O ministro deve manter o artigo 19 em uma tentativa de apresentar uma via mais delimitada em relação ao que é ou não é responsabilidade automática das plataformas. Ele também se preocupa, segundo relatos, em definir formas para que as empresas cuidem do ambiente digital, de forma geral.
Uma possibilidade seria a "interpretação conforme a Constituição", em que o artigo é mantido, mas ganha nova interpretação pelo Supremo.
Primeiro ministro a votar, Dias Toffoli propôs usar o artigo 21 do Marco Civil como parâmetro para a regulação.
O trecho deve, para ele, ser a regra geral para balizar a responsabilização das redes, prevendo apenas a necessidade de notificação da vítima ou de seu representante legal para que as empresas possam ser responsabilizadas por não terem agido.
Hoje esse item só se aplica a casos de violação de intimidade, com divulgação de imagens com nudez ou atos sexuais sem autorização.
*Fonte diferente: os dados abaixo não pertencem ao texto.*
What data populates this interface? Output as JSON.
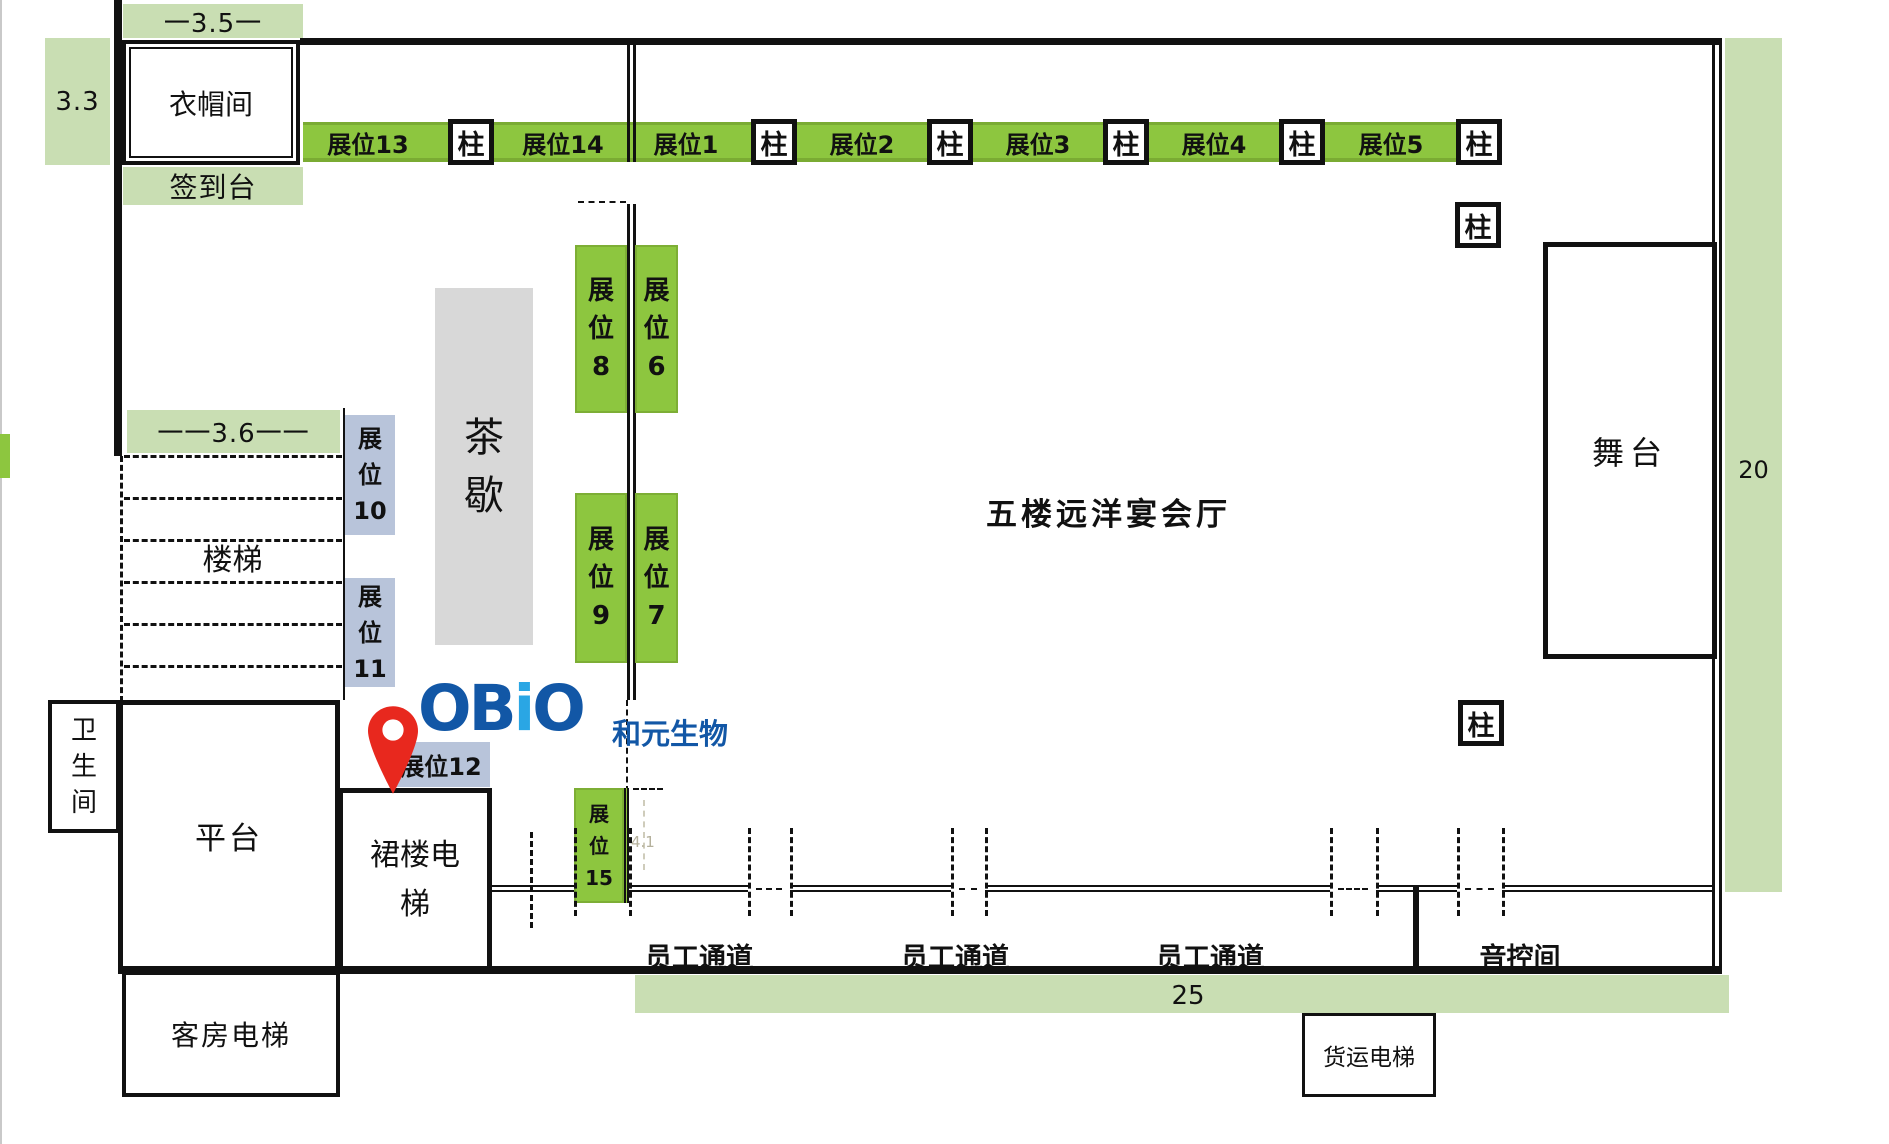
{
  "title": "五楼远洋宴会厅平面图",
  "colors": {
    "booth_green": "#8dc63f",
    "dim_green": "#c9deb3",
    "booth_blue": "#b8c4da",
    "tea_gray": "#d8d8d8",
    "wall_black": "#111111",
    "logo_dark_blue": "#1257a6",
    "logo_light_blue": "#2aa6e4",
    "pin_red": "#e8281e"
  },
  "dims": {
    "top_width": "一3.5一",
    "left_height": "3.3",
    "stair_width": "一一3.6一一",
    "right_height": "20",
    "bottom_width": "25",
    "booth15_width": "4.1"
  },
  "rooms": {
    "cloakroom": "衣帽间",
    "signin": "签到台",
    "hall": "五楼远洋宴会厅",
    "stage": "舞台",
    "stairs": "楼梯",
    "tea": [
      "茶",
      "歇"
    ],
    "toilet": [
      "卫",
      "生",
      "间"
    ],
    "platform": "平台",
    "podium_elevator": [
      "裙楼电",
      "梯"
    ],
    "guest_elevator": "客房电梯",
    "freight_elevator": "货运电梯",
    "sound_room": "音控间",
    "staff_passage": "员工通道"
  },
  "booth12": {
    "label": "展位12"
  },
  "logo": {
    "word": [
      {
        "ch": "O",
        "c": "dark"
      },
      {
        "ch": "B",
        "c": "dark"
      },
      {
        "ch": "i",
        "c": "light"
      },
      {
        "ch": "O",
        "c": "dark"
      }
    ],
    "cn": "和元生物"
  },
  "strip": {
    "x": 303,
    "y": 122,
    "w": 1165,
    "h": 40,
    "items": [
      {
        "t": "booth",
        "label": "展位13",
        "cx": 368
      },
      {
        "t": "pillar",
        "label": "柱",
        "cx": 471
      },
      {
        "t": "booth",
        "label": "展位14",
        "cx": 563
      },
      {
        "t": "booth",
        "label": "展位1",
        "cx": 686
      },
      {
        "t": "pillar",
        "label": "柱",
        "cx": 774
      },
      {
        "t": "booth",
        "label": "展位2",
        "cx": 862
      },
      {
        "t": "pillar",
        "label": "柱",
        "cx": 950
      },
      {
        "t": "booth",
        "label": "展位3",
        "cx": 1038
      },
      {
        "t": "pillar",
        "label": "柱",
        "cx": 1126
      },
      {
        "t": "booth",
        "label": "展位4",
        "cx": 1214
      },
      {
        "t": "pillar",
        "label": "柱",
        "cx": 1302
      },
      {
        "t": "booth",
        "label": "展位5",
        "cx": 1391
      },
      {
        "t": "pillar",
        "label": "柱",
        "cx": 1479
      }
    ]
  },
  "free_pillars": [
    {
      "label": "柱",
      "x": 1455,
      "y": 202
    },
    {
      "label": "柱",
      "x": 1458,
      "y": 700
    }
  ],
  "island_booths": [
    {
      "id": "booth-8",
      "chars": [
        "展",
        "位",
        "8"
      ],
      "x": 575,
      "y": 245,
      "w": 52,
      "h": 168,
      "color": "green",
      "fs": 26
    },
    {
      "id": "booth-6",
      "chars": [
        "展",
        "位",
        "6"
      ],
      "x": 635,
      "y": 245,
      "w": 43,
      "h": 168,
      "color": "green",
      "fs": 26
    },
    {
      "id": "booth-9",
      "chars": [
        "展",
        "位",
        "9"
      ],
      "x": 575,
      "y": 493,
      "w": 52,
      "h": 170,
      "color": "green",
      "fs": 26
    },
    {
      "id": "booth-7",
      "chars": [
        "展",
        "位",
        "7"
      ],
      "x": 635,
      "y": 493,
      "w": 43,
      "h": 170,
      "color": "green",
      "fs": 26
    },
    {
      "id": "booth-10",
      "chars": [
        "展",
        "位",
        "10"
      ],
      "x": 345,
      "y": 415,
      "w": 50,
      "h": 120,
      "color": "blue",
      "fs": 24
    },
    {
      "id": "booth-11",
      "chars": [
        "展",
        "位",
        "11"
      ],
      "x": 345,
      "y": 578,
      "w": 50,
      "h": 109,
      "color": "blue",
      "fs": 24
    },
    {
      "id": "booth-15",
      "chars": [
        "展",
        "位",
        "15"
      ],
      "x": 574,
      "y": 788,
      "w": 55,
      "h": 115,
      "color": "green",
      "fs": 20,
      "wallRight": true
    }
  ],
  "stairs": {
    "lines_y": [
      455,
      497,
      539,
      581,
      623,
      665
    ],
    "x": 124,
    "w": 218
  },
  "corridor": {
    "wall_y": 885,
    "segments": [
      [
        492,
        574
      ],
      [
        629,
        748
      ],
      [
        790,
        951
      ],
      [
        985,
        1330
      ],
      [
        1376,
        1413
      ],
      [
        1419,
        1457
      ],
      [
        1502,
        1712
      ]
    ],
    "door_dashes": [
      [
        756,
        782
      ],
      [
        959,
        977
      ],
      [
        1338,
        1368
      ],
      [
        1465,
        1494
      ]
    ],
    "vlines": [
      [
        530,
        832,
        96
      ],
      [
        574,
        828,
        88
      ],
      [
        629,
        828,
        88
      ],
      [
        748,
        828,
        88
      ],
      [
        790,
        828,
        88
      ],
      [
        951,
        828,
        88
      ],
      [
        985,
        828,
        88
      ],
      [
        1330,
        828,
        88
      ],
      [
        1376,
        828,
        88
      ],
      [
        1457,
        828,
        88
      ],
      [
        1502,
        828,
        88
      ]
    ],
    "passage_centers": [
      699,
      955,
      1210
    ]
  }
}
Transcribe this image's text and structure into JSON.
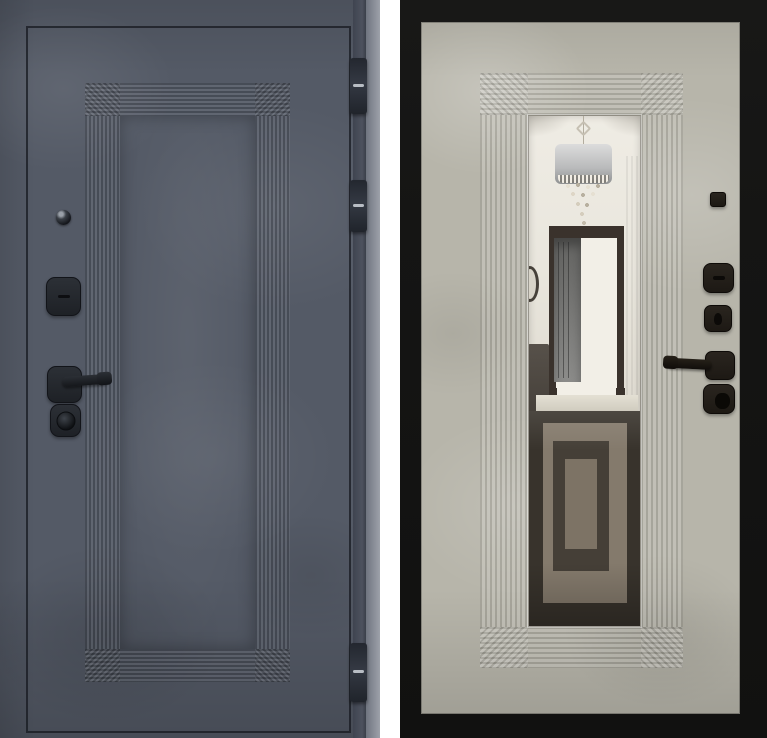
{
  "scene": {
    "title": "Steel entry door shown from both sides",
    "left_panel": {
      "name": "door-exterior-graphite",
      "finish": "dark graphite concrete texture",
      "features": [
        "stepped-rectangular-panel-molding",
        "thin-leaf-outline"
      ],
      "hardware": [
        "peephole",
        "lock-escutcheon",
        "lever-handle",
        "cylinder-lock"
      ],
      "hinge_count": 3
    },
    "right_panel": {
      "name": "door-interior-beige-mirror",
      "finish": "light beige concrete texture with black steel frame",
      "features": [
        "stepped-molding-around-mirror",
        "full-length-mirror"
      ],
      "mirror_reflection": [
        "white-ceiling",
        "crystal-drum-chandelier",
        "dark-framed-doorway",
        "gray-interior-door",
        "round-wall-mirror-edge",
        "dark-cabinet",
        "dark-geometric-rug-floor"
      ],
      "hardware": [
        "night-latch-square",
        "lock-escutcheon",
        "keyhole-escutcheon",
        "lever-handle",
        "thumb-turn-knob"
      ]
    }
  },
  "colors": {
    "left-face": "#545a66",
    "left-edge": "#3f4450",
    "outline": "#171a20",
    "hinge-pin": "#c7ccd3",
    "frame-black": "#151514",
    "right-face": "#b7b5aa",
    "mirror-top": "#efece4",
    "mirror-bottom": "#d5d1c5",
    "portal": "#3a322c",
    "floor-dark": "#38332c",
    "rug-light": "#847a6c",
    "rug-mid": "#453f37",
    "rug-light2": "#7d7365",
    "threshold": "#e4e0d4",
    "cabinet": "#3a352f",
    "shade-light": "#dcdcdc",
    "shade-dark": "#8f9192",
    "hw-brown": "#1d1914"
  }
}
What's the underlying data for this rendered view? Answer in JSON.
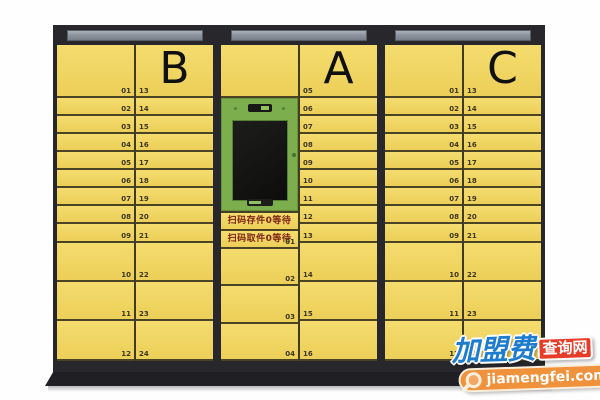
{
  "unit_name": "smart-parcel-locker",
  "cabinets": [
    {
      "name": "B",
      "letter": "B",
      "row_heights": [
        53,
        18,
        18,
        18,
        18,
        18,
        18,
        18,
        19,
        39,
        39,
        40
      ],
      "left_labels": [
        "01",
        "02",
        "03",
        "04",
        "05",
        "06",
        "07",
        "08",
        "09",
        "10",
        "11",
        "12"
      ],
      "right_labels": [
        "13",
        "14",
        "15",
        "16",
        "17",
        "18",
        "19",
        "20",
        "21",
        "22",
        "23",
        "24"
      ]
    },
    {
      "name": "A",
      "letter": "A",
      "row_heights": [
        53,
        18,
        18,
        18,
        18,
        18,
        18,
        18,
        19,
        39,
        39,
        40
      ],
      "right_labels": [
        "05",
        "06",
        "07",
        "08",
        "09",
        "10",
        "11",
        "12",
        "13",
        "14",
        "15",
        "16"
      ],
      "left": {
        "scan_deposit": "扫码存件0等待",
        "scan_pickup": "扫码取件0等待",
        "first_label": "01",
        "doors": [
          {
            "label": "02"
          },
          {
            "label": "03"
          },
          {
            "label": "04"
          }
        ]
      }
    },
    {
      "name": "C",
      "letter": "C",
      "row_heights": [
        53,
        18,
        18,
        18,
        18,
        18,
        18,
        18,
        19,
        39,
        39,
        40
      ],
      "left_labels": [
        "01",
        "02",
        "03",
        "04",
        "05",
        "06",
        "07",
        "08",
        "09",
        "10",
        "11",
        "12"
      ],
      "right_labels": [
        "13",
        "14",
        "15",
        "16",
        "17",
        "18",
        "19",
        "20",
        "21",
        "22",
        "23",
        "24"
      ]
    }
  ],
  "watermark": {
    "brand": "加盟费",
    "suffix": "查询网",
    "domain": "jiamengfei.com"
  },
  "colors": {
    "door_yellow": "#f0d663",
    "frame_dark": "#28282c",
    "row_line": "#4a4425",
    "sign_gray": "#8d949e",
    "console_green": "#7cae4d",
    "screen_black": "#121210",
    "scan_text_red": "#7c2315",
    "watermark_blue": "#1e7cce",
    "watermark_red": "#e63c28",
    "watermark_orange": "#f0913c"
  }
}
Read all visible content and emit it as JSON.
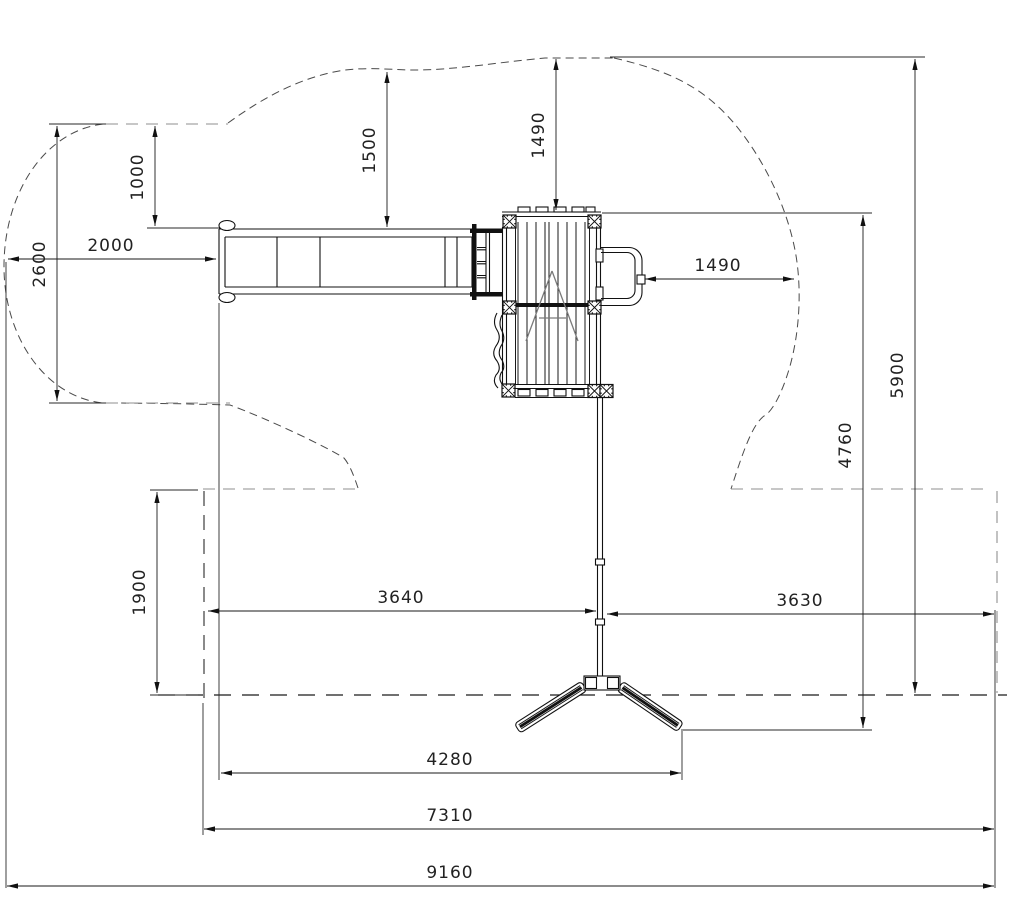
{
  "drawing": {
    "kind": "playground-equipment-plan-view",
    "units": "mm"
  },
  "colors": {
    "line": "#1a1a1a",
    "zone_dash": "#4a4a4a",
    "light_dash": "#8f8f8f",
    "background": "#ffffff"
  },
  "dims": {
    "zone_left_height": "2600",
    "zone_top_to_slide": "1000",
    "slide_top_clearance": "1500",
    "platform_top_clearance": "1490",
    "slide_zone_left": "2000",
    "platform_right_clearance": "1490",
    "zone_total_height": "5900",
    "platform_to_swing_feet": "4760",
    "zone_overlap_height": "1900",
    "beam_span_left": "3640",
    "beam_span_right": "3630",
    "slide_to_swing_feet": "4280",
    "inner_zone_width": "7310",
    "total_zone_width": "9160"
  }
}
Toffoli propôs incluir vários outros temas nesse rol.
Entre eles, terrorismo ou preparação ao terrorismo, racismo, indução ao suicídio, violência contra criança ou adolescente e pessoas vulneráveis, violações contra a mulher, infração sanitária, tráfico de pessoas, divulgação de desinformação, especialmente as que influenciem nos processos eleitorais.
Grande parte das empresas, advogados e membros do governo esperavam que Toffoli fosse propor uma interpretação do artigo 19 do Marco Civil que criaria exceções para a imunidade das plataformas.
Luiz Fux acompanhou esse voto.
Barroso então pediu vista –mais tempo para análise– na última semana e pautou o retorno do julgamento já para esta quarta, invertendo o rito usual. Normalmente, o presidente da corte é o último a votar. Com o pedido, Barroso será o primeiro depois dos relatores e, assim, tem chance maior de influenciar os colegas.
O ministro esperava concluir a análise do caso ainda neste ano, expectativa que deve ser frustrada. O voto de Toffoli tomou duas sessões e meia. Agora, faltam apenas duas sessões antes do recesso e ainda nove ministros para votar.
Ainda há no horizonte a possibilidade de um novo pedido de vista por outro ministro, interrompendo novamente o julgamento.
Sendo o primeiro a divergir, Barroso será o redator do acórdão (a decisão final da corte), caso a sua posição seja a vencedora.
O presidente da corte tem interesse no tema da tecnologia e da internet. Em agosto, por exemplo, lançou um livro sobre inteligência artificial e plataformas digitais.
"Esperei passar o período eleitoral para não termos uma decisão complexa como essa no meio das eleições. O Supremo vai traçar provisoriamente qual é o tipo de comportamento que deve gerar responsabilidade das plataformas e qual deve ser a proteção da liberdade de expressão", disse, no início do mês.
Em mais de uma ocasião, ainda, ele afirmou que a corte esperou a definição sobre o tema pelo Congresso Nacional, inclusive na abertura do julgamento.
"A matéria chegou ao Supremo já há algum tempo, O Supremo esperou para ver se o Congresso conseguia produzir um consenso nessa matéria. Não conseguiu até agora e os casos precisam ser julgados", afirmou em um encontro com jornalistas no último dia 9.
Na ocasião, o ministro disse que todo o mundo está preocupado em traçar, no ponto adequado, a linha entre a preservação da liberdade de expressão e preservação das democracias.
"A internet, da mesma forma que democratizou o acesso, também abriu avenidas para a desinformação, para o discurso de ódio, para ataques à democracia e para as teorias conspiratórias", disse.